Пусть не только священные тексты, но и всё в мире сегодня предвещает его грозный конец, но кто знает, как откликнулось бы Провидение на исполнение человечеством евангельских призывов («Да приидет Царствие Твое, да будет воля Твоя, яко на небеси, и на земли»). И не был бы подготовлен в таком случае природный мир к некатастрофическому переходу в новый эон, когда Божественная воля захотела бы в ответ изменить «естественные условия» человеческого существования, включая смерть?! Не наше дело пророчествовать об этом. Однако помнить, что эсхатологический прорыв уже начался вместе с явлением Мессии, пришедшим в мир в «последние времена», и осознавать, что у нас нет логических оснований принципиально отрицать непредвиденные явления Божественной силы в мире. Скажем, если законы природы – в руках Божиих, то мир человеческих отношений во многом – в руках человеческих.

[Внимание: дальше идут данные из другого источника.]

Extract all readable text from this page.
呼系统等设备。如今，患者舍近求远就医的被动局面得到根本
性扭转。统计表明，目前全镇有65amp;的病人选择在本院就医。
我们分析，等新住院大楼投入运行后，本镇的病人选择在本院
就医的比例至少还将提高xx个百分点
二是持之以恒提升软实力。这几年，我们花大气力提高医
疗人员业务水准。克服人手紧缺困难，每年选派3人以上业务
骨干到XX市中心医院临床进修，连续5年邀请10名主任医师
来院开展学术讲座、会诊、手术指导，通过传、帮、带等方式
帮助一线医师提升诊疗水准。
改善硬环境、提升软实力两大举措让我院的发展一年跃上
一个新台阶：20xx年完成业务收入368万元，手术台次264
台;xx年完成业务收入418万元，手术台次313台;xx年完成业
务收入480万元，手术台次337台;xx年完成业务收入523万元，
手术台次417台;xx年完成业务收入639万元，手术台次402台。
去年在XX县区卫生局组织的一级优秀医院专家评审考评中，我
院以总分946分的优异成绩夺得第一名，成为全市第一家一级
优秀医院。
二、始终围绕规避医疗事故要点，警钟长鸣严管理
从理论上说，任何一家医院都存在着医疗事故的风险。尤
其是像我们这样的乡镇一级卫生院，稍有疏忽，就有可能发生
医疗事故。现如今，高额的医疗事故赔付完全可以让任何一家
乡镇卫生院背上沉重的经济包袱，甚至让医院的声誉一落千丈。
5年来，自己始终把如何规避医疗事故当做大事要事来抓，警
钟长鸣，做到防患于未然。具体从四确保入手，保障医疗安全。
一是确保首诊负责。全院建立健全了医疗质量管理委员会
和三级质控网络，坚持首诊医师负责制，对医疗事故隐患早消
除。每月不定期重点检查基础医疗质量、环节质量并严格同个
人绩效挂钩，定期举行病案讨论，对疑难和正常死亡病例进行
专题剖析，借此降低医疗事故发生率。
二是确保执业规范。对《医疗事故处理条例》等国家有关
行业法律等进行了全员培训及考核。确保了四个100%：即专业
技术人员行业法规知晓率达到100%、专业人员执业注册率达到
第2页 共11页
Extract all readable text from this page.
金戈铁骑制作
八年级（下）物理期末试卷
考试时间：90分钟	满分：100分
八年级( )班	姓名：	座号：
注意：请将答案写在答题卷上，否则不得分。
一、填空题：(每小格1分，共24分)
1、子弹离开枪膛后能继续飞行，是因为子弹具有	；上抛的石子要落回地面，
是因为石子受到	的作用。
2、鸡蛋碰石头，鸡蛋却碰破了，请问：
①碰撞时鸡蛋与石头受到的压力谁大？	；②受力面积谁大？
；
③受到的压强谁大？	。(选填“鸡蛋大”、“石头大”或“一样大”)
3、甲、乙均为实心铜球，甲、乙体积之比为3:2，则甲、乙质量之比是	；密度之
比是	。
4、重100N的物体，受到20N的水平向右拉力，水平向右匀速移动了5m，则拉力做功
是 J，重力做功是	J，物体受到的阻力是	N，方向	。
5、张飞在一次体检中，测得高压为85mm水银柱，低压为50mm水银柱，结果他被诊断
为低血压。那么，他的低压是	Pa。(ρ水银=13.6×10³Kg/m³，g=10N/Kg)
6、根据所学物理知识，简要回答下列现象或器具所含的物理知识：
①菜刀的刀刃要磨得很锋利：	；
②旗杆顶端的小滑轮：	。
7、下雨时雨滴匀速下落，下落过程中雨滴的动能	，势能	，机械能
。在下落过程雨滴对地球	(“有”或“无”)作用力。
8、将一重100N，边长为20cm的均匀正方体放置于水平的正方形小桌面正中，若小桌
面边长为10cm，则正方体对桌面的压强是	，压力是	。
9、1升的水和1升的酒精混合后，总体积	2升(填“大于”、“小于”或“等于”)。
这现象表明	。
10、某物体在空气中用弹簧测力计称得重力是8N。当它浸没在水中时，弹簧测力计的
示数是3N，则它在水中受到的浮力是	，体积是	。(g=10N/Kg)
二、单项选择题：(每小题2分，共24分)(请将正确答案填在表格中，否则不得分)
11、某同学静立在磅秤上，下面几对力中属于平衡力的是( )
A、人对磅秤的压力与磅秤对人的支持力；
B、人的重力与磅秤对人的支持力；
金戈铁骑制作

Соловьев формулирует принципы приложения христианского идеала к собирательной всечеловеческой жизни, тем самым выводя православие за пределы личного спасения в мир исторический (согласно тому, что он осознал в юности: «Пришло время не бегать от мира, а идти в мир, чтобы преобразовать его»[324 - Соловьев В.С. Письма. Т. 3. С. 89.]). Он выступает реформатором русского христианского самосознания, заложившим основы христианской общественности, или социального христианства, которое выливается в плодотворное, хотя и неосуществленное в России, к ее несчастью, течение русской общественной мысли XX века. «Наше дело, задача нашей деятельности, – развивает эту мысль Соловьев позже, – <…> не могут ограничиваться разрозненным индивидуальным существованием отдельных лиц. Человек – существо социальное, и высшее дело его жизни, окончательная цель его усилий лежит не в его личной судьбе, а в социальных судьбах всего человечества. <…> Если мы заботимся о деле царствия Божия, то мы должны принимать то, что этому достойному делу служит, и отвергать, что ему противно, руководясь при этом не мертвым критерием каких-нибудь отвлеченных измов, а (по апостолу Павлу) живым критерием ума Христова, – если мы его в себе имеем; если же не имеем, то лучше нам и не называться христианами. По праву носящие это имя должны заботиться не о сохранении и укреплении во что бы то ни стало данных социальных групп и форм <…> а напротив об их перерождении и преобразовании в христианском духе (насколько они к этому способны), – об истинном введении их в сферу царствия Божия»[325 - Соловьев В.С. Собр. соч. В 10 т. Т. 6. СПб., 1912. С. 331—332, 336—337. 1 8 1].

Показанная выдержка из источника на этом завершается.